Подлинная модернизация невозможна без изменения взглядов людей на мир и на самих себя, без освоения ими новых передовых практик. Для сторонников модернизации очевидно, что традиционная российская культура критически утратила свою эффективность, она превращается в фактор, снижающий конкурентный потенциал ее носителей. Следовательно, необходимо выбросить за борт корабля современности все, что мешает освоению нового. Такого рода лишним грузом объявляются русские народные сказки, в которых жизнь можно изменить не ценой собственных напряженных усилий, а по щучьему велению или по милости золотой рыбки. Таким же чемоданом без ручки, который нести неудобно, а выкинуть жалко, предстают многие идеи и образы русской классической литературы XIX века, поскольку они находятся в неразрешимом конфликте с окружающим современного человека миром. А раз так, то зачем молодому человеку весь этот багаж? Он лишь мешает ему, предлагая цели, ценности, критерии оценки и способы действия, неприложимые к реальности. Потому-то тинейджеры всеми силами сопротивляются знакомству с русской классикой. Сегодня, когда языком международного общения стал английский, сторонники модернизации призывают образование выйти, как они говорят, из гетто русского языка.
«Для трансформации культуры, критически неадекватной вызовам времени, придется ломать старую систему норм и ценностей. Иначе – уход российской цивилизации с исторической арены»[16].
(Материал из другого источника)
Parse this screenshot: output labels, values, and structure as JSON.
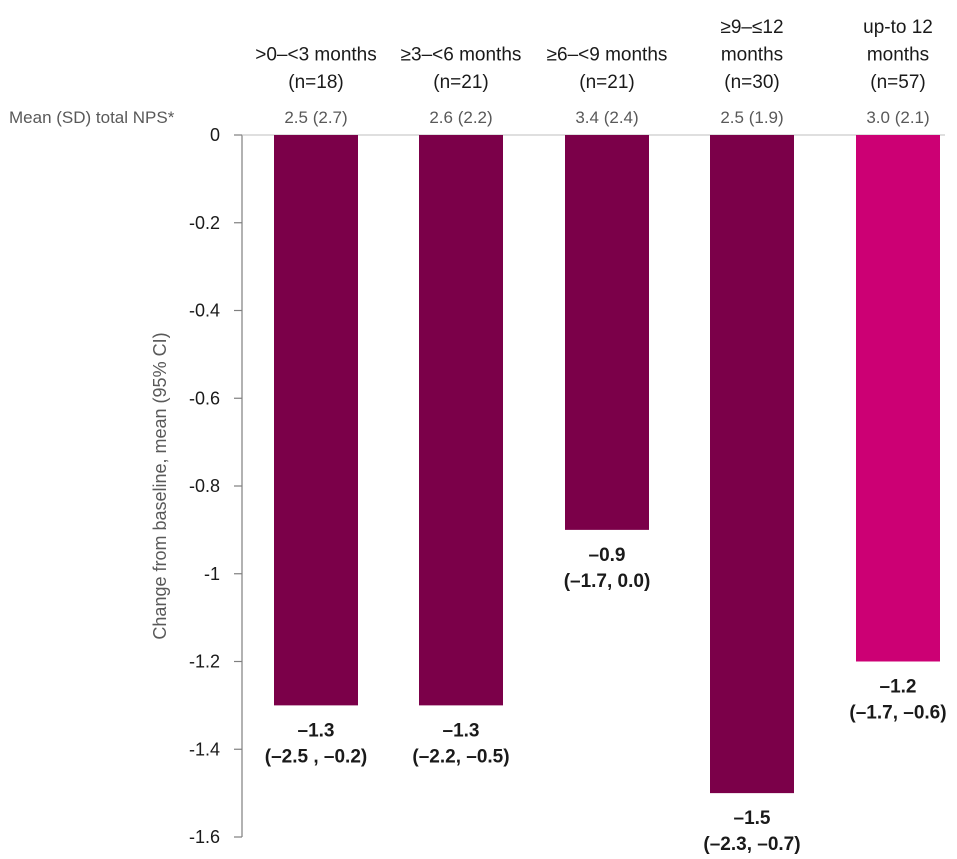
{
  "chart_data": {
    "type": "bar",
    "categories": [
      [
        "&gt;0–&lt;3 months",
        "(n=18)"
      ],
      [
        "≥3–&lt;6 months",
        "(n=21)"
      ],
      [
        "≥6–&lt;9 months",
        "(n=21)"
      ],
      [
        "≥9–≤12",
        "months",
        "(n=30)"
      ],
      [
        "up-to 12",
        "months",
        "(n=57)"
      ]
    ],
    "values": [
      -1.3,
      -1.3,
      -0.9,
      -1.5,
      -1.2
    ],
    "ci_labels": [
      "(–2.5 , –0.2)",
      "(–2.2, –0.5)",
      "(–1.7, 0.0)",
      "(–2.3, –0.7)",
      "(–1.7, –0.6)"
    ],
    "value_labels": [
      "–1.3",
      "–1.3",
      "–0.9",
      "–1.5",
      "–1.2"
    ],
    "mean_sd_row_label": "Mean (SD) total NPS*",
    "mean_sd_values": [
      "2.5 (2.7)",
      "2.6 (2.2)",
      "3.4 (2.4)",
      "2.5 (1.9)",
      "3.0 (2.1)"
    ],
    "ylabel": "Change from baseline, mean (95% CI)",
    "ylim": [
      -1.6,
      0
    ],
    "yticks": [
      0,
      -0.2,
      -0.4,
      -0.6,
      -0.8,
      -1,
      -1.2,
      -1.4,
      -1.6
    ],
    "ytick_labels": [
      "0",
      "-0.2",
      "-0.4",
      "-0.6",
      "-0.8",
      "-1",
      "-1.2",
      "-1.4",
      "-1.6"
    ],
    "colors": [
      "#7b0049",
      "#7b0049",
      "#7b0049",
      "#7b0049",
      "#cc0074"
    ]
  }
}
Отсюда исходит стратегия разделения общества на людей вчерашних и сегодняшних. Вчерашним предлагается создать условия пристойного доживания. Сегодняшним – предоставить пространство саморазвития, дистанцированного от исчерпавшего себя исторического качества. Беспощадный вердикт, вычеркивающий едва ли не большую часть ныне действующих российских педагогов. Если даже признать его прагматическую целесообразность, возникает резонный вопрос: чьими силами модернизаторы собираются решать проблему трансформации ментальных основ молодежи или, попросту говоря, кем заменить учителей, отправленных на пристойное дожитие в обнимку с их устаревшим багажом норм и ценностей? Нет ответа.
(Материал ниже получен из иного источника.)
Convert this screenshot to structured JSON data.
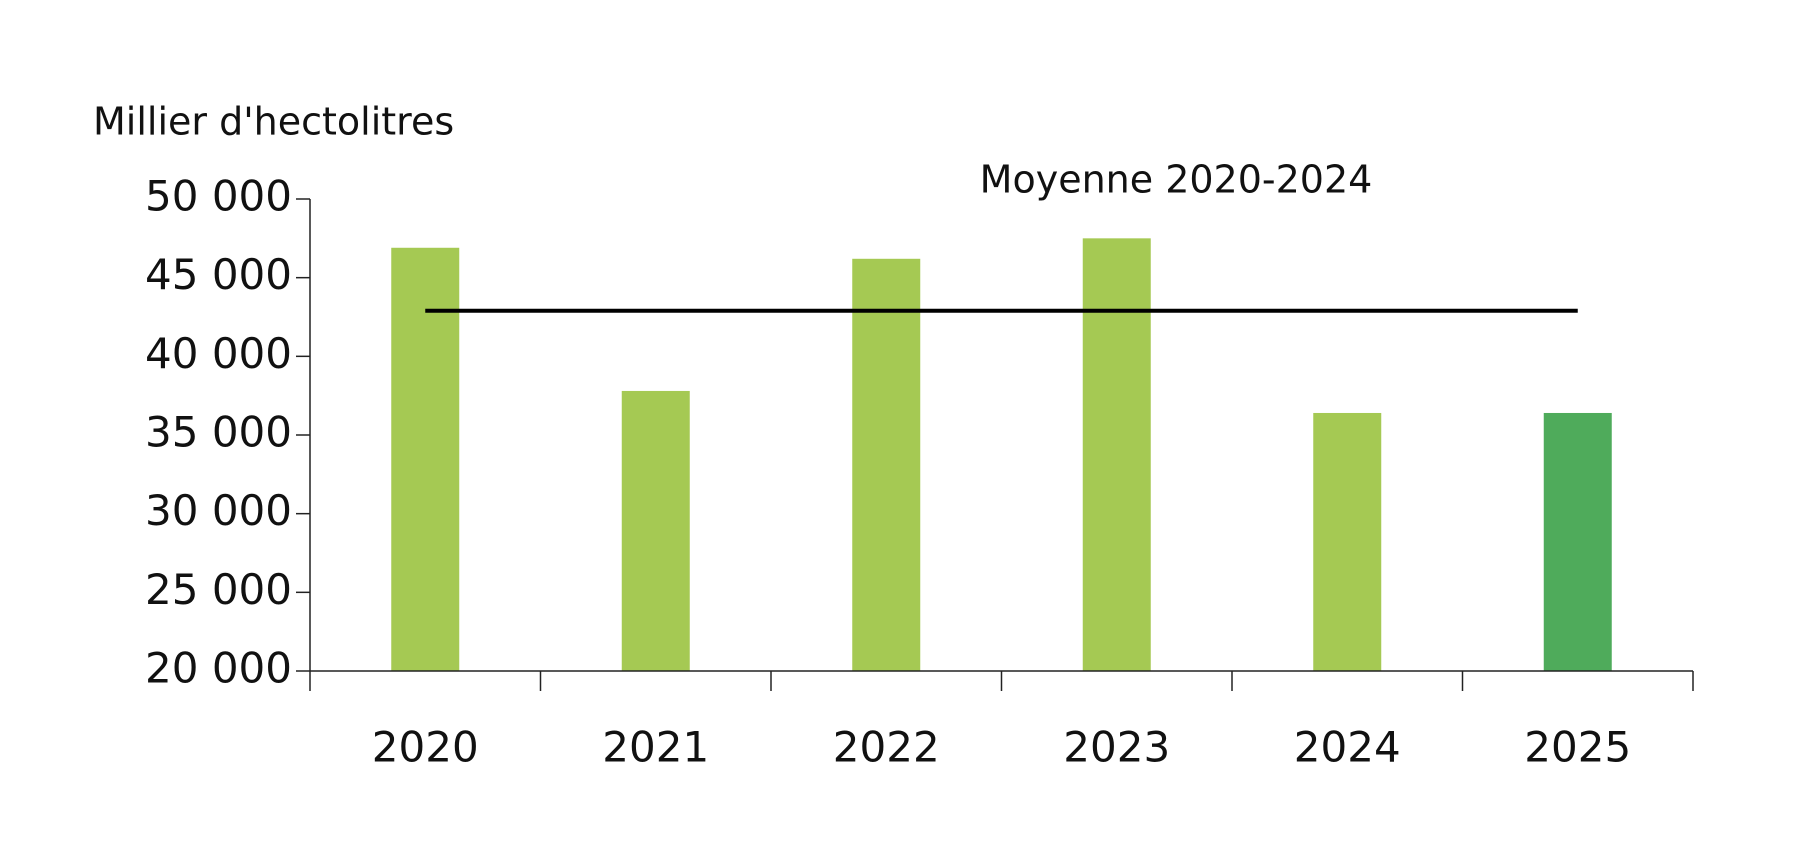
{
  "chart_data": {
    "type": "bar",
    "y_label": "Millier d'hectolitres",
    "categories": [
      "2020",
      "2021",
      "2022",
      "2023",
      "2024",
      "2025"
    ],
    "values": [
      46900,
      37800,
      46200,
      47500,
      36400,
      36400
    ],
    "colors": [
      "#a5c953",
      "#a5c953",
      "#a5c953",
      "#a5c953",
      "#a5c953",
      "#4fab5b"
    ],
    "average": {
      "name": "Moyenne 2020-2024",
      "value": 42900,
      "color": "#000000"
    },
    "ylim": [
      20000,
      50000
    ],
    "yticks": [
      {
        "value": 20000,
        "label": "20 000"
      },
      {
        "value": 25000,
        "label": "25 000"
      },
      {
        "value": 30000,
        "label": "30 000"
      },
      {
        "value": 35000,
        "label": "35 000"
      },
      {
        "value": 40000,
        "label": "40 000"
      },
      {
        "value": 45000,
        "label": "45 000"
      },
      {
        "value": 50000,
        "label": "50 000"
      }
    ],
    "grid": false
  }
}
Школа – не комбинат по предоставлению образовательных услуг потребителям, хотя именно такая трактовка места и роли образования сегодня внедряется в массовое сознание. Ее временно не закроешь на переучет ценностей. Педагог по определению – ведущий ребенка. Он постоянно должен ощущать безусловную ценность своей миссии и сокровенный смысл педагогического труда. Только такой подход к деятельности поднимает его в собственных глазах над рутинным существованием, не позволяет скатиться к ремесленничеству, в какие бы новейшие информационные и технологические формы оно ни облекалось. В силу специфики своей профессии, он не может отказаться от веры в рациональность и исторический прогресс. Однако, как уже отмечалось выше, эта вера оказалась подорвана.
Правда, тогда мы вынуждены признать, что та же участь постигла и религиозную парадигму. Разве почти две тысячи лет существования христианства спасли человечество от ужасов ГУЛАГа и Холокоста? Увы, многие, слишком многие из тех, кто до поры считал себя добропорядочным христианином или хотя бы культурным и образованным человеком, достаточно быстро и, что характерно, преимущественно добровольно превратились в палачей. (Подробнее об этом – в главе «Пусть долгим будет разговор».) Таких энтузиастов насильственного переустройства мира были не единицы, но миллионы! Только в СС в разное время служило до пяти миллионов человек. Наверняка среди них встречались отъявленные садисты, но отнести всех эсэсовцев без исключения к психопатологическим личностям невозможно. В большинстве своем это были рядовые обыватели, получившие среднее, а то и высшее образование, посещавшие по воскресеньям католические соборы или протестантские кирхи. Скорее, здесь уместно говорить о патологии культуры.
Неслучайно Ф. Бухман, основавший после войны движение «Теология после Освенцима», утверждал, что Холокост – это не столько еврейская, сколько христианская трагедия, ибо христиане ее допустили. А нидерландский адвокат Авель Херцберг, испытавший на себе ад нацистских лагерей, отвечая на вопрос слушательницы, что делать, чтобы наши дети снова не стали жертвами насилия, ответил: «Это неправильная постановка вопроса. Правильная: что делать, чтобы наши дети сами не стали палачами».